De temps en temps l'un d'Eux surgit dans le monde des hommes, sous la forme
d'un grand Instructeur religieux, pour s'acquitter de la mission de répandre
une forme nouvelle des vérités [Page 91] éternelles,
forme qui convient à une nouvelle race ou à une civilisation
nouvelle. Tous les grands Prophètes des religions du globe sont sortis
de leurs rangs, et, tant que vit une religion, l'un de ces grands Êtres reste à sa
tête avec la mission spéciale de veiller constamment
sur elle.
Au cours du siècle actuel éclatera l'une de ces grandes crises qui dans l'histoire de l'humanité marquent l'avènement d'une civilisation nouvelle. Celui qu'en Orient les hommes nomment Vérité-Sagesse ou l'Instructeur du monde et qu'en Occident on appelle le Christ, reviendra sous peu s'incarner sur terre et prendre place une fois de plus dans la foule agitée des hommes. Avec Lui viendront plusieurs des Maîtres pour l'aider dans son oeuvre et répandre au loin son message.
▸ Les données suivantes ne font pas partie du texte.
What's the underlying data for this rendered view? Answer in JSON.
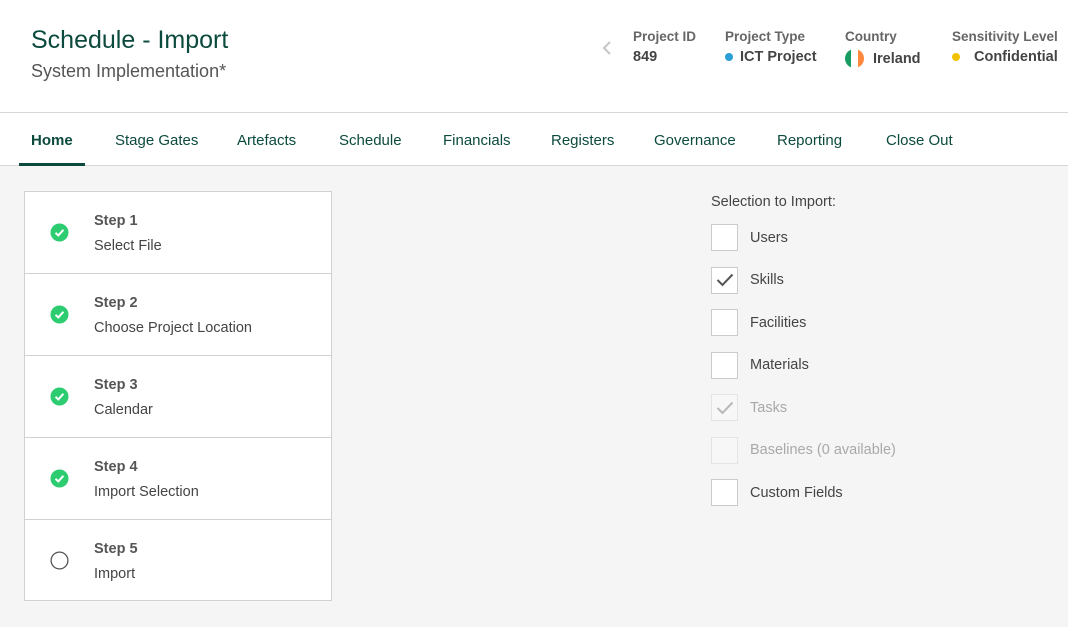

Le torrent précipité des événements actuels, les charges intolérables qui écrasent les peuples, les menaces de guerre, le chaos des opinions politiques, sociales et religieuses, tous ces signes et bien d'autres sont les avant-coureurs des temps nouveaux, de la disparition d'une [Page 92] civilisation vieillie, de la naissance d'une ère nouvelle. En vérité, ce sera un monde nouveau que contempleront dans leur maturité les enfants d'aujourd'hui, car de nouveau retentit l'antique parole: "Voyez ! je crée un nouveau ciel et une nouvelle terre. Voyez ! je renouvelle toute chose".